Bringing together scientists from public research institutions (CNRS, INSERM) and university-based researchers in a hospital centre affords them access to human tissue specimens, a considerable advantage which helps avoid premature conclusions based exclusively on data from a single animal model. At the behest of the CCML and Professor Jacques DURANT, we have hosted a whole series of scientists who, under the aegis of the Human Physiology Department (1977-1992), set out to elucidate cellular, molecular and immunological mechanisms in fields as diverse as heart failure, myasthenia, the role of the thymus, and tolerance of allografts. In parallel, the laboratory undertook to investigate pulmonary circulation as well as the roles of tracheal and bronchial smooth muscle tissue in pulmonary arterial hypertension. To ensure balance between the various CCML protagonists, a Molecular & Cellular Cardiology group was set up in 1992, under the direction of Dr. Jean-Jacques MERCADIER (taking over from Professor Jacques DURANT). Its main focus was investigation of molecular and cellular changes in heart failure. In 1996, on the departure of Dr. Jean-Jacques MERCADIER, the Research Unit was taken over by Professor Claude PLANCHE, the Head of the CCML Pediatric Heart Surgery Department.

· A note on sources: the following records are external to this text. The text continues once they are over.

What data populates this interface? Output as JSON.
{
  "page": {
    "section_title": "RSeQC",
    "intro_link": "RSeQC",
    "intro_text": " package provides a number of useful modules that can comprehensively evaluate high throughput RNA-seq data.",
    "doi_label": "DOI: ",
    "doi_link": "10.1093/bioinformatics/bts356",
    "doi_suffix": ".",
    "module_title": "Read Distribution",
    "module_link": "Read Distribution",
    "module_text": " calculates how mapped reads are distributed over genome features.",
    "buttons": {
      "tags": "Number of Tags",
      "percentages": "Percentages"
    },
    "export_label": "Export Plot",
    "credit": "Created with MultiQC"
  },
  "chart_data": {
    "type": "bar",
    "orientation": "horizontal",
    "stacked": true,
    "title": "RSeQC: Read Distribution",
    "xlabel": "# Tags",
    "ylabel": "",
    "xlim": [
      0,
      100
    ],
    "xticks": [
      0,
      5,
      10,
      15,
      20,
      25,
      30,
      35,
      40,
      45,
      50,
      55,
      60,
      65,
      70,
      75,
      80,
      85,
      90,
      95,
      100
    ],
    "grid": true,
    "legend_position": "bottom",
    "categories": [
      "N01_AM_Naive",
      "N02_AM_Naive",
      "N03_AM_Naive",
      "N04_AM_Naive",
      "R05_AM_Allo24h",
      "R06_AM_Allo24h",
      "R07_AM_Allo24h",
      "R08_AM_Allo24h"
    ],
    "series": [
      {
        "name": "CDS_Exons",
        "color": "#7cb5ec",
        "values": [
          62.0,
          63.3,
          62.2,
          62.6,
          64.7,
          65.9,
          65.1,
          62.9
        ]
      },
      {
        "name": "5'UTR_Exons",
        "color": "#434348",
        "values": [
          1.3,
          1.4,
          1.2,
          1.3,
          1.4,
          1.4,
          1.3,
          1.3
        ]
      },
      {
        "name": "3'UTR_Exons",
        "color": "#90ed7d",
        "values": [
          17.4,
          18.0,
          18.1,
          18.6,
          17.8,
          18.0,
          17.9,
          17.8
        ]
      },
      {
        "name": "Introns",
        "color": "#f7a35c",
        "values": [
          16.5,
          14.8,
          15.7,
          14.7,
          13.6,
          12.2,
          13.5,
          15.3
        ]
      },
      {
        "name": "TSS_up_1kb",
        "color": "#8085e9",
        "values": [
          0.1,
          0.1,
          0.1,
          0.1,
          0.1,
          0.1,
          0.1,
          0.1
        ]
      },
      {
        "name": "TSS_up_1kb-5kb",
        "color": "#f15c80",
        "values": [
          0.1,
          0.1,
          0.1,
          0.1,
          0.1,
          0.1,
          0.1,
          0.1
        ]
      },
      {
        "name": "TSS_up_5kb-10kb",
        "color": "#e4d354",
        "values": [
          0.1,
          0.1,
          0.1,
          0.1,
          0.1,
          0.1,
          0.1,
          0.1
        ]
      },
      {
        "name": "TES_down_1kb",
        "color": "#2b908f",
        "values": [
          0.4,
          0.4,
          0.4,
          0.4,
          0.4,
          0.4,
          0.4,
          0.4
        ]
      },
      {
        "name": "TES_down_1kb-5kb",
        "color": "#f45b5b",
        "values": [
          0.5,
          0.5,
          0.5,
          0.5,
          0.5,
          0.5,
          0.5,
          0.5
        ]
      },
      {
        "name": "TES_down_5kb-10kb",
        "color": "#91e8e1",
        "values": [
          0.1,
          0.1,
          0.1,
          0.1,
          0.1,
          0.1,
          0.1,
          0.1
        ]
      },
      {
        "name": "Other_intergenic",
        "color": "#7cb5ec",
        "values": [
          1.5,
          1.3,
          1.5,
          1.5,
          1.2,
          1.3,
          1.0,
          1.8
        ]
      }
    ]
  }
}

In 1997, Professor PLANCHE asked Jean-François RENAUD de la FAVERIE to take over direction of the Research Unit and oversee the accreditation of the CCML Unit by the CNRS and the Ministry of Education. On January 1 1998, both these institutions granted the laboratory accreditation as a CNRS Associate Research Group (Equipe de Recherche Associée; ERS) with the remit of working on tissue remodelling in pathogenic situations. On this occasion, CNRS scientists joined the team. Over the subsequent four years (1998-2001), an application was processed for the creation of a CHRS Mixed Research Unit (Unité Mixte de Recherche; UMR 8078) and, in 2006, the CCML was accredited as a research institution with the same status as the CNRS and universities (UMR 8162). In 2008, Professor Marc HUMBERT was asked to take over from J-F Renaud de la Faverie and he began directing the Research Unit on January 1 2010. The CNRS unit is one of the founders of the INSERM Federative Research Institute (Institut Fédératif de Recherche; IFR13) of Paris-Sud University (of which J-F Renaud de la Faverie is Deputy Director).

 

Research topics

 

UMR 8162 focuses on three topics. The first centres on the molecular and cellular mechanisms involved in signalling and structural and functional remodelling in cardiovascular disease; an associated programme focused on homeostatic changes in ion levels in normal and pathological cardiac adaptation as relates to the pathogenesis of arrhythmia. The second focus-initiated for the 2006-2009 period-is on communication and signalling at the immunological synapse, especially glutamergic transmission in calcium signalling pathways that control T lymphocyte function. This research topic is a direct offshoot from studies on the relationship between T lymphocytes and myasthenia. The third focus is on physiological and pathogenic mechanisms involved in thymic function and myasthenia, with a view for improving the diagnosis and treatment of different types of myasthenia. This research was based on identifying and characterising molecules and cells that play a role in pathogenic mechanisms in the thymus and skeletal muscle.

 

Research topics and directors:

 

Ionic and molecular events associated with cardiovascular remodelling. J-F Renaud de la Faverie

 

Communication and signalling at the immunological synapse. S Cohen-Kaminsky

 

Pathogenic mechanisms in myasthenia. S Berrih-Aknin

 

Many technological resources have been developed in the Unit, in physiology, electrophysiology, cell biology, biochemistry and molecular biology. Moreover, structural and functional cell imaging tools have been developed to study intracellular ion trafficking and fluxes of sodium, calcium, potassium and chloride ions, using the patch-clamping technique. These resources could be put at the disposal of external users.